Generate a searchable PDF programmatically by overlaying invisible text on the image:

const Tesseract = require("tesseract.js");

// tesseract.js can output PDF directly
async function createSearchablePdf(imagePath, outputPath) {
const worker = await Tesseract.createWorker("eng");

const { data } = await worker.recognize(imagePath);

// Get PDF output
const pdf = await worker.getPDF("OCR Result");
const fs = require("fs");
fs.writeFileSync(outputPath, Buffer.from(pdf.data));

await worker.terminate();
}

createSearchablePdf("frankenstein.png", "output.pdf");

worker.getPDF() generates a PDF with the image and an invisible text layer — equivalent to what NAPS2 produces.
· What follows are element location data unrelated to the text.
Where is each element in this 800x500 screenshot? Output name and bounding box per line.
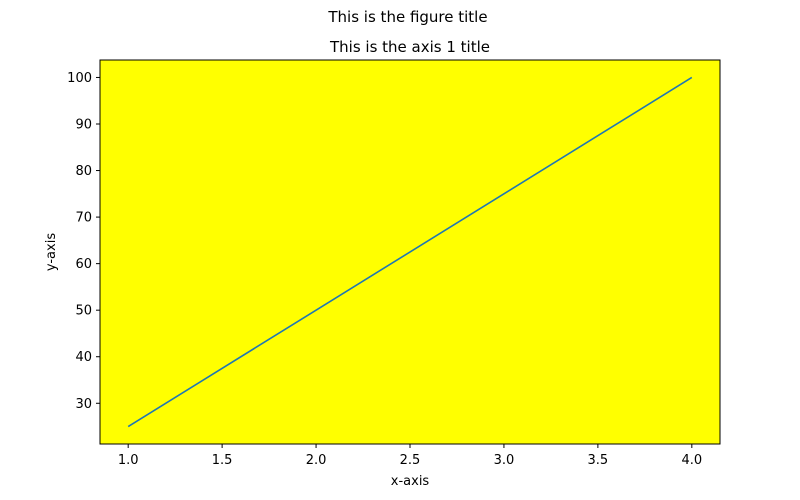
series-line — [127, 76, 693, 428]
y-axis-ticks: 30 40 50 60 70 80 90 100 — [67, 71, 100, 412]
x-tick-label: 3.0 — [494, 453, 515, 468]
x-tick-label: 2.0 — [306, 453, 327, 468]
y-tick-label: 70 — [75, 211, 92, 226]
series-layer — [127, 76, 693, 428]
x-tick-label: 2.5 — [400, 453, 421, 468]
y-tick-label: 100 — [67, 71, 92, 86]
figure-title: This is the figure title — [327, 8, 487, 26]
y-tick-label: 90 — [75, 118, 92, 133]
y-tick-label: 80 — [75, 164, 92, 179]
x-axis-label: x-axis — [391, 474, 430, 489]
y-tick-label: 40 — [75, 350, 92, 365]
x-tick-label: 3.5 — [588, 453, 609, 468]
x-tick-label: 1.0 — [118, 453, 139, 468]
axes-title: This is the axis 1 title — [329, 38, 490, 56]
plot-frame — [99, 59, 721, 445]
y-axis-label: y-axis — [44, 233, 59, 271]
x-axis-ticks: 1.0 1.5 2.0 2.5 3.0 3.5 4.0 — [118, 444, 702, 468]
x-tick-label: 1.5 — [212, 453, 233, 468]
y-tick-label: 30 — [75, 397, 92, 412]
x-tick-label: 4.0 — [681, 453, 702, 468]
y-tick-label: 50 — [75, 304, 92, 319]
y-tick-label: 60 — [75, 257, 92, 272]
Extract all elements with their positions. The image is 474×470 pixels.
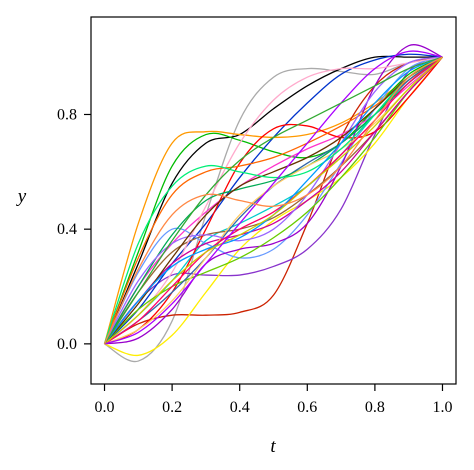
series-line-4: [104, 56, 443, 345]
y-tick-label-1: 0.4: [57, 221, 77, 238]
series-line-24: [103, 56, 443, 345]
series-line-13: [103, 56, 443, 345]
x-axis-label: t: [270, 436, 276, 457]
y-tick-label-0: 0.0: [57, 336, 77, 353]
x-axis: 0.0 0.2 0.4 0.6 0.8 1.0: [95, 384, 452, 416]
y-tick-label-2: 0.8: [57, 106, 77, 123]
x-tick-label-4: 0.8: [365, 399, 385, 416]
series-line-30: [103, 56, 443, 345]
series-line-23: [104, 56, 443, 345]
series-line-1: [104, 56, 443, 363]
plot-frame: [90, 16, 457, 385]
y-axis: 0.0 0.4 0.8: [57, 106, 91, 353]
series-line-16: [104, 56, 443, 345]
series-line-15: [104, 56, 443, 345]
series-line-29: [103, 56, 443, 345]
series-line-14: [104, 44, 443, 345]
series-line-17: [103, 56, 443, 345]
series-line-8: [104, 56, 443, 356]
x-tick-label-5: 1.0: [432, 399, 452, 416]
x-tick-label-2: 0.4: [230, 399, 250, 416]
x-tick-label-3: 0.6: [297, 399, 317, 416]
x-tick-label-1: 0.2: [162, 399, 182, 416]
series-line-20: [103, 56, 443, 345]
series-line-25: [104, 56, 443, 345]
series-line-19: [104, 56, 443, 345]
series-line-3: [103, 56, 443, 345]
y-axis-label: y: [16, 186, 27, 207]
x-tick-label-0: 0.0: [95, 399, 115, 416]
series-lines: [103, 44, 443, 363]
series-line-21: [104, 56, 443, 345]
series-line-27: [104, 56, 443, 345]
series-line-28: [104, 50, 443, 345]
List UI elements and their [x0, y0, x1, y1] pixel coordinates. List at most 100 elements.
Practice program: Browser Text Scraper

JavaScript equivalent using screenshot-desktop and tesseract.js:

npm install screenshot-desktop tesseract.js sharp
const screenshot = require("screenshot-desktop");
const sharp = require("sharp");
const Tesseract = require("tesseract.js");
const fs = require("fs");

// Coordinates for the text portion (adjust as needed)
const LEFT = 400;
const TOP = 200;
const WIDTH = 600; // RIGHT - LEFT
const HEIGHT = 600; // BOTTOM - TOP

async function ocrScreen() {
// Capture screenshot
const imgBuffer = await screenshot({ format: "png" });

// Crop to text region
const cropped = await sharp(imgBuffer)
.extract({ left: LEFT, top: TOP, width: WIDTH, height: HEIGHT })
.toBuffer();

// Run OCR
const { data } = await Tesseract.recognize(cropped, "eng");

// Append to output.txt
fs.appendFileSync("output.txt", data.text + "\n", "utf-8");
console.log("Text appended to output.txt");
}

ocrScreen();

Overall idea of the chapter

Chapter 22 in JavaScript: tesseract.js provides a self-contained OCR engine (no native binary install needed) that runs in Node and browser, supports multiple languages with 'eng+jpn' syntax, and can output searchable PDFs directly with worker.getPDF(). Preprocessing with sharp (greyscale, normalize, sharpen) improves accuracy. For batch PDF creation, NAPS2 can still be called via child_process. LLM APIs can clean OCR output but always need human review.